Sapper Hill - 29 November 2020 - No13

Well I've final done it.  I've walked from the house up to the top of Sapper Hill.  My house is on Sapper Hill and the view from my kitchen window is of the summit and its masts.  I chatted about walking up Sappers (as its known) with one of the local policemen who told me the vehicle track up it was one of the worst on the Islands.  He also warned me against walking straight up the hill as it could be boggy.  So with all these warnings in mind I jumped over the back fence and walked straight up.

I have to say, knowing this was a battlefield in the 1982 conflict, I was somewhat reticent wondering whether there was any detritus of the war still left around.  What was under the surface?  That said the walk up was uneventful, although I was very taken by the vegetation that evidently was adapted to the difficult conditions including the evident lack of nutrients in the soil and the strong prevailing wind.





When I reached the summit I found a memorial to the Royal Engineers (the Sappers), along with the TV and microwave masts I can see from my kitchen window.  The views from the top of the hill were stunning and bleak in equal measure.  I was very taken when looking south - next stop Antarctica!

I decided to walk down the supposedly rough roadway.  My impression was it was no rougher than any loose gravel roadway up a mountain you'd find in the Isle of Man, the Lake District or North Wales.  I'd be prepared to chance it in my soon to be arriving Evoque!  (I hope the Evoque is well and truly south of the equator now!)  I was pleasantly surprised on my walk down the sheltered eastern slope.  I was protected from the wind, had stunning views and enjoyed being protected from the wind.  I need to find out why the housing I'm living in wasn't built on this slope.

At the bottom of this eastern slope I found a memorial to the Welsh Guards which recorded that their battle for Sapper Hill was the final battle in 1982 conflict.  

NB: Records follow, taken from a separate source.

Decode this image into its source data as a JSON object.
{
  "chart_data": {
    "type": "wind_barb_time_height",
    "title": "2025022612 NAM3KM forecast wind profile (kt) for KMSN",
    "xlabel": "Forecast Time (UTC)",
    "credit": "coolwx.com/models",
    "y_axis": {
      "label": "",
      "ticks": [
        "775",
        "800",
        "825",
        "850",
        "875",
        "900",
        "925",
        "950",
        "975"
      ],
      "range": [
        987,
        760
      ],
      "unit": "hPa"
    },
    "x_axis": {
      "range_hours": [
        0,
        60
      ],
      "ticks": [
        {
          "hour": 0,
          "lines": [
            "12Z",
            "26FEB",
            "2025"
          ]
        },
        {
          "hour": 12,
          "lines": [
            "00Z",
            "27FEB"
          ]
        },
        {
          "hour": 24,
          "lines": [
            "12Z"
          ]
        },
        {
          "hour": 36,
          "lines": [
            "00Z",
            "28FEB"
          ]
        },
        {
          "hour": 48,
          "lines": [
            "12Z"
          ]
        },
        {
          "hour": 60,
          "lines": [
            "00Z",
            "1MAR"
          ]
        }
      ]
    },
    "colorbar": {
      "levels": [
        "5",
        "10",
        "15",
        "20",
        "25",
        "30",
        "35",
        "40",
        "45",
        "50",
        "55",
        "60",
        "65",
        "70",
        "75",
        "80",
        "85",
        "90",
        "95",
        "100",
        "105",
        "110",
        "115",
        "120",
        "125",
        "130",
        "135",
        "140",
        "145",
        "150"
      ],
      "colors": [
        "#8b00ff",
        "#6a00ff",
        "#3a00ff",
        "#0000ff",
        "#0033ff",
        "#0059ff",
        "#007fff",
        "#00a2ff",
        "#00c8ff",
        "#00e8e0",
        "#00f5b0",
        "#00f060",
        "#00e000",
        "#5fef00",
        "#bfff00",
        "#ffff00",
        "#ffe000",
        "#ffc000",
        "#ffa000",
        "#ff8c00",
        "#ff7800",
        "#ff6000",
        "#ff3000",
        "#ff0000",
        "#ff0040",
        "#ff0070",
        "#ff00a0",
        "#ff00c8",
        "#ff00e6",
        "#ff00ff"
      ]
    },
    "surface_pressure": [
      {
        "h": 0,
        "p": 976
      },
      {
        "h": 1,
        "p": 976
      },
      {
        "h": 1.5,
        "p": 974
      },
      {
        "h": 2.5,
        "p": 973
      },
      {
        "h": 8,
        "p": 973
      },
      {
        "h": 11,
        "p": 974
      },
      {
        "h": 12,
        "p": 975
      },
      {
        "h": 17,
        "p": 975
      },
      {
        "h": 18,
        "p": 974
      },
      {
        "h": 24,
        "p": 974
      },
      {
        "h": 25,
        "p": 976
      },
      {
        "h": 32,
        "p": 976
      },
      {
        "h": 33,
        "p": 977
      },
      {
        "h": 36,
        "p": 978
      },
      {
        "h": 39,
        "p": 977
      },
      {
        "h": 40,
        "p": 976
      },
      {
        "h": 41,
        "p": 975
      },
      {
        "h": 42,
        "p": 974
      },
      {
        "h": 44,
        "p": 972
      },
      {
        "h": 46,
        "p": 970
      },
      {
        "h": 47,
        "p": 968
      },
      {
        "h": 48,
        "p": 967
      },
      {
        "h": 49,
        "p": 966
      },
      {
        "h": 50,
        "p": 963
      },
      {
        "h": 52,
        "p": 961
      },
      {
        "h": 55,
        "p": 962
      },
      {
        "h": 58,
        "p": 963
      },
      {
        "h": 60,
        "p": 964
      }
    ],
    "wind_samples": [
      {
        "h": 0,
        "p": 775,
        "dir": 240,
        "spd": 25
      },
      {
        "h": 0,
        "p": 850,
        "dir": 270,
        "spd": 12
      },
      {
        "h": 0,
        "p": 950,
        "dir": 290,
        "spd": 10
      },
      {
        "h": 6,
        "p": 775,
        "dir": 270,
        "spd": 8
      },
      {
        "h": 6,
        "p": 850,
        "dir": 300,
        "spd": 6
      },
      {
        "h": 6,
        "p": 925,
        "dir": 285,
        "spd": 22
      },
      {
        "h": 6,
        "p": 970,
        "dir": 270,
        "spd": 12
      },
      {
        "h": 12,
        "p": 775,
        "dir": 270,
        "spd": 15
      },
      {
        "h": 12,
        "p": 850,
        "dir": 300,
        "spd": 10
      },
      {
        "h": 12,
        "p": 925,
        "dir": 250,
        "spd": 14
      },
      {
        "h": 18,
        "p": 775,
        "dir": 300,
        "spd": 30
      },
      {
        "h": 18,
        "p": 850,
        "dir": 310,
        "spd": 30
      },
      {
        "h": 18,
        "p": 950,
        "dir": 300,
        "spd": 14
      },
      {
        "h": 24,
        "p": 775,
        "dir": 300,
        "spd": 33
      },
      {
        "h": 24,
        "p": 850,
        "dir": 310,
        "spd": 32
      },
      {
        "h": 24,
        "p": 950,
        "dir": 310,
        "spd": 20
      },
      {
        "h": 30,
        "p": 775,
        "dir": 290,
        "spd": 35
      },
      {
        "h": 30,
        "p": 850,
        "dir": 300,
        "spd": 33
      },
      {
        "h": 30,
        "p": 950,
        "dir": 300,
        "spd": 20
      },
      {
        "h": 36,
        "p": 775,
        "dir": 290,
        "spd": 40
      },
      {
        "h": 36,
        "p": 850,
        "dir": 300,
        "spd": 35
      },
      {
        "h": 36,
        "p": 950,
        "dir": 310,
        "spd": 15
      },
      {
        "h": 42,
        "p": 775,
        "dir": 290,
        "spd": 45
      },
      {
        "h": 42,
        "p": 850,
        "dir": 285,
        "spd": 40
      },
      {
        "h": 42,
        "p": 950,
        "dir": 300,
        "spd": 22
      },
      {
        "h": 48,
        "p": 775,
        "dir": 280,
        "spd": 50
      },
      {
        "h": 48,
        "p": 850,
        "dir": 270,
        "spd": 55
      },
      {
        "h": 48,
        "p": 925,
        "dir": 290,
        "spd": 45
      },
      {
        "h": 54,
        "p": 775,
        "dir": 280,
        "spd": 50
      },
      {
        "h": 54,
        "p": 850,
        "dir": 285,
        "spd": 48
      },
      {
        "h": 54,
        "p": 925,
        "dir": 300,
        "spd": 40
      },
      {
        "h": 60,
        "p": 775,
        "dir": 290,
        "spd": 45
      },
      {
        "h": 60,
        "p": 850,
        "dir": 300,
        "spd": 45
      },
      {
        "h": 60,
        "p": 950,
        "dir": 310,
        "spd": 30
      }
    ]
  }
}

My walk back to the house took me along the mid slopes of Sappers where peat had evidently been cut in previous years.   I keep hearing tales of the 'Peat officer' and how each householder still has the right to cut peat... and then, there is the smell of peat burning on the fire.  When I reply that I well recall my father 'uplifting' peat cut by others on Snaefell and placing it on the fire they are all somewhat surprised that someone from elsewhere can recall such ostensibly primitive conditions.  When I add experiences of outside toilets and tin baths in front of the fire the parallels between the Isle of Man in the 1960s-70s and the Falkland Islands become all too clear!